On one of our servers, we recently faced issues with file forwarding. Upon checking in internal logs, we saw the below events -
10:34:49.688 09-27-2018 10:34:49.688 +0200 INFO ulimit - Limit: open files: 4096 files
host = ABCDSERVER01
source = /app/splunkforwarder/var/log/splunk/splunkd.log
sourcetype = splunkd
But upon checking on the server for Splunk UF with the user, it's running the ulimit value shown as below -
open files (-n) 100000
Not sure why there is a difference or am i missing something here?
If this system uses systemd (like RHEL7), you may be able to fix this by updating the Splunk init script as described at:
ulimits work a little differently for processes that are started with systemd but this change works around that by using su to start Splunk. My understanding is that su causes PAM (and therefore pam_limits) to be invoked, and the correct limits end up being set. I believe Splunk made the change to fix a potential security vulnerability described at https://www.splunk.com/view/SP-CAAAP3M but it has the convenient side effect of fixing the limits without making changes to the systemd config. There are other systemd-specific ways of solving this problem but this is a simple fix if it works for you.
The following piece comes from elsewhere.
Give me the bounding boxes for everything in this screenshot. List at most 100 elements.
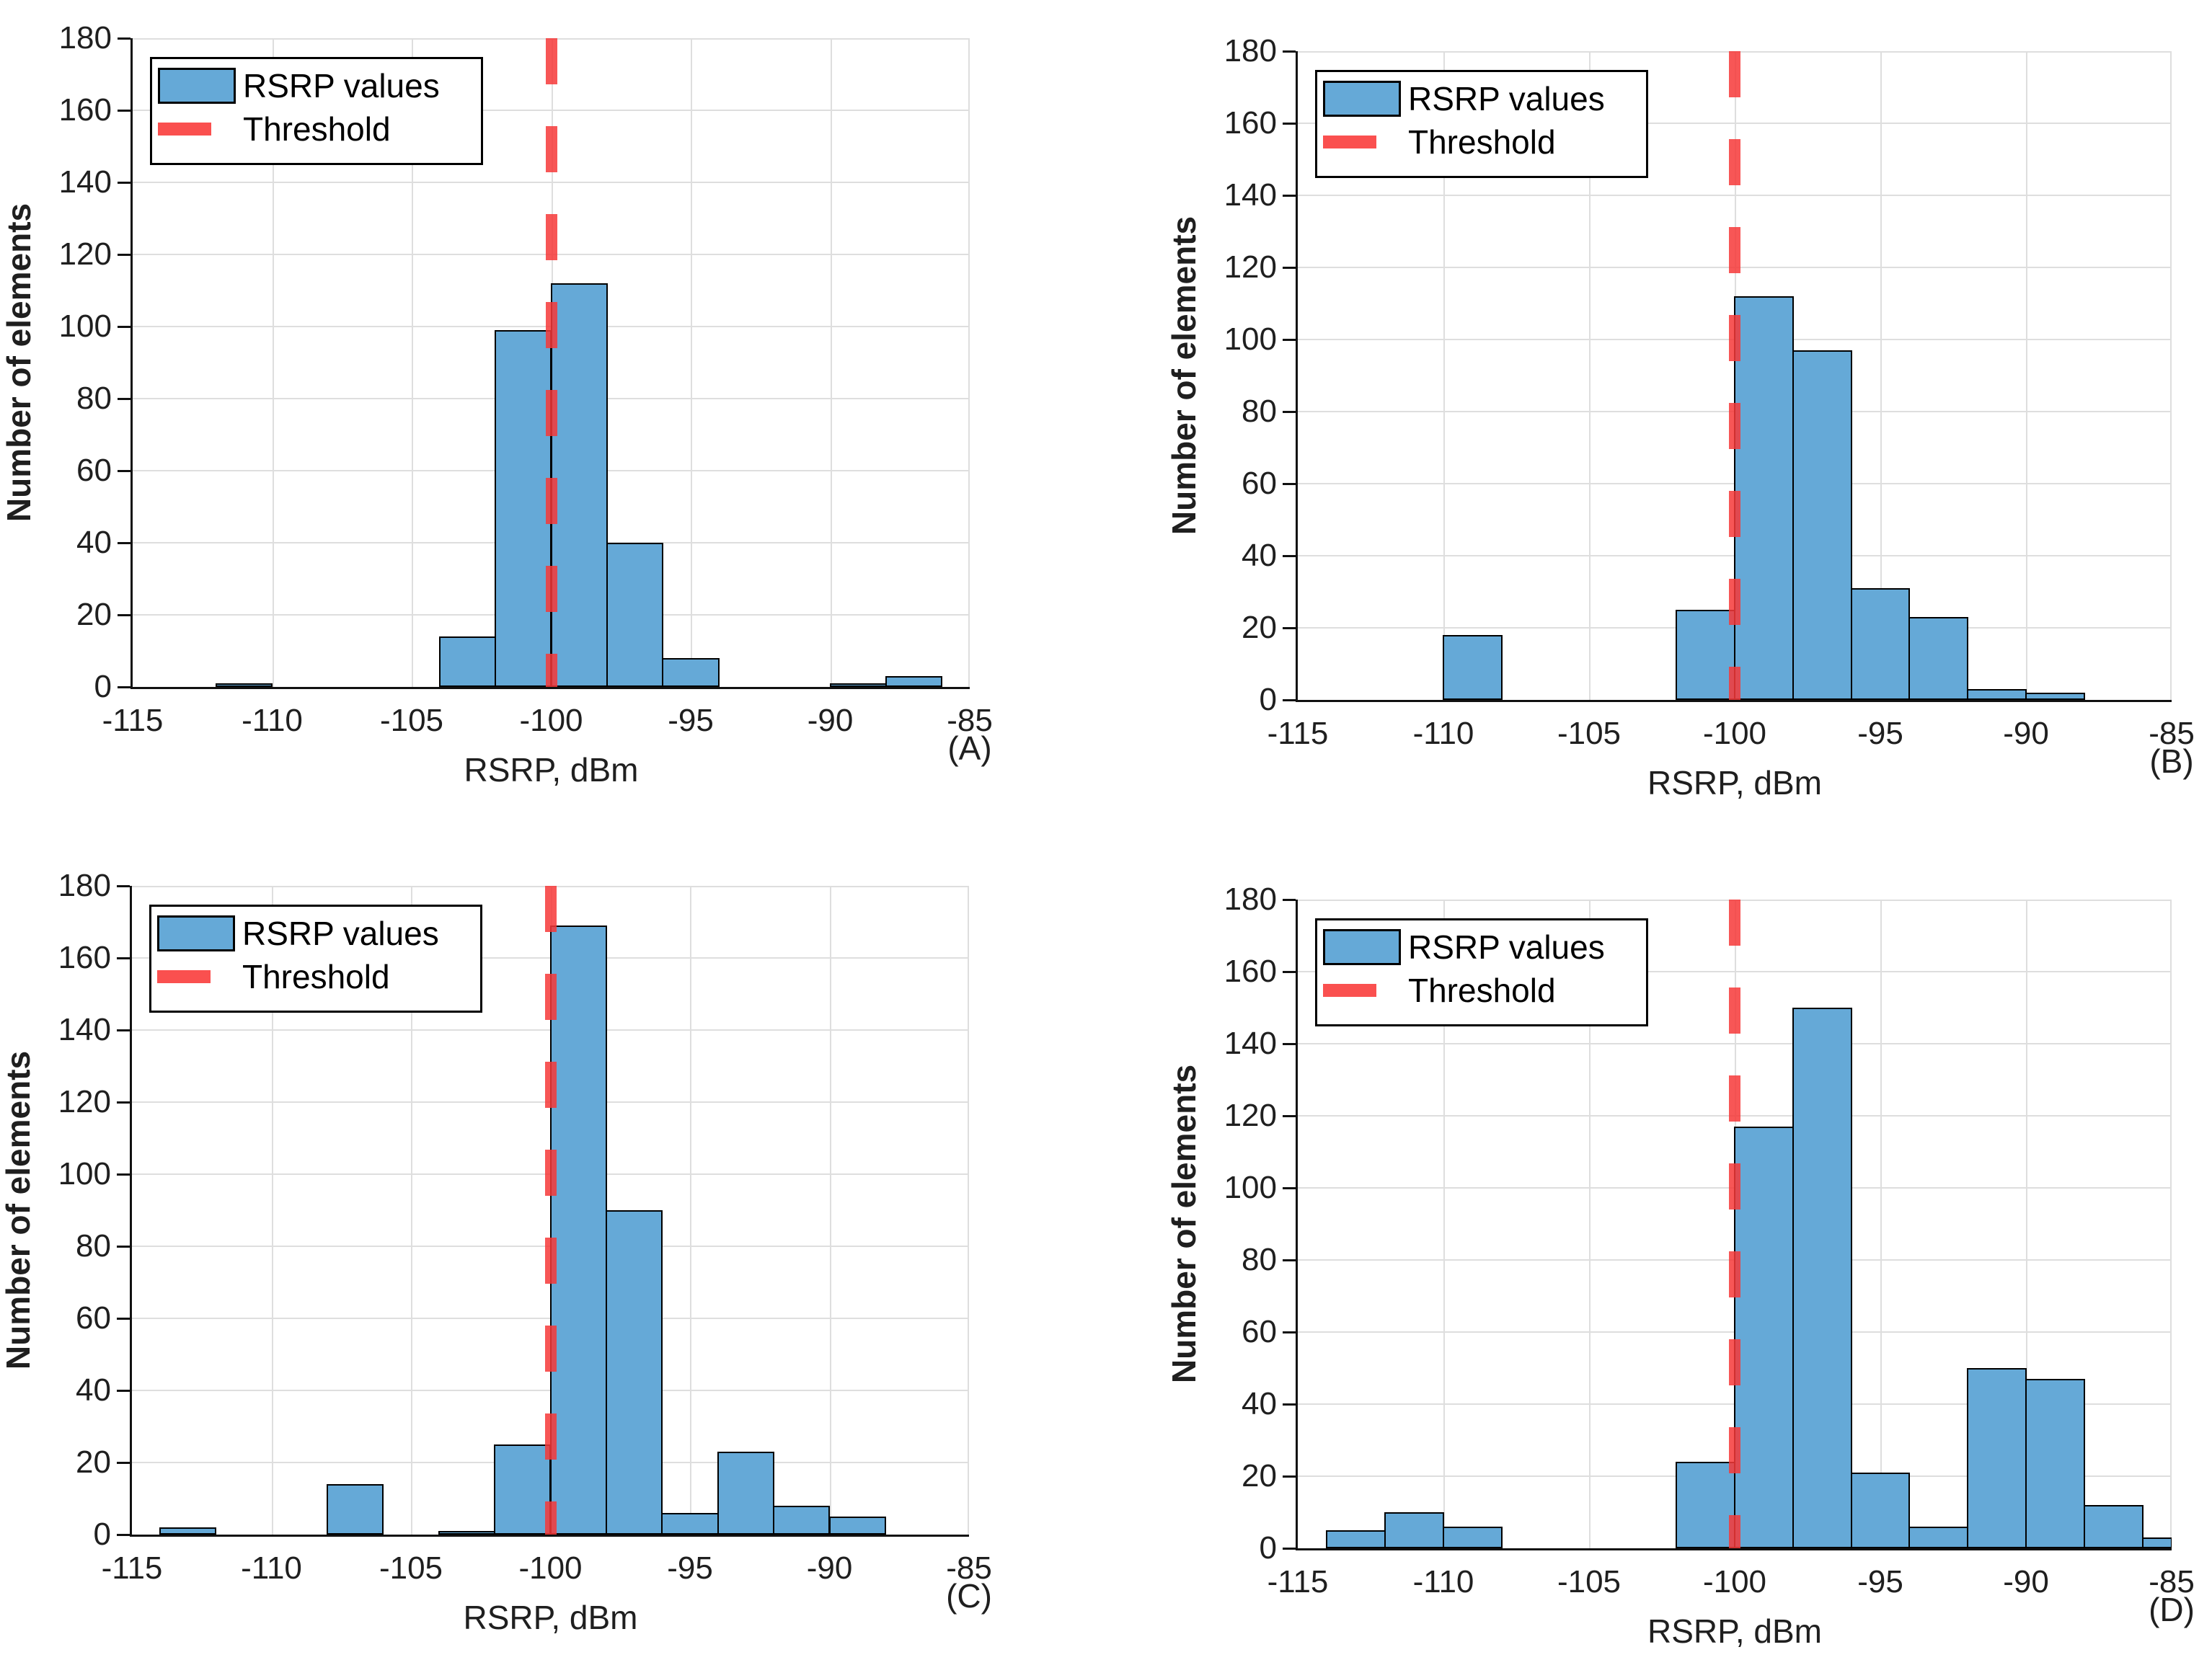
- y-tick-label: 120: [58, 1084, 111, 1119]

You may wish to refer to Why are my ulimits settings not being respected on ubuntu/debian after a server reboot?
At the time Splunk started the ulimit was 4096, it is possible that (for example) using /etc/security/limits.conf that the ulimit changes occur after Splunk startup.
The solution is to login as the Splunk user on the CLI and restart Splunk, the reason to do this is if the Splunk process is restarted by a deployment server or similar it will continue to have the 4096 ulimit (as it will fork itself which inherits the current limits). Alternatively a reboot with the above mentioned article fix will also resolve the issue.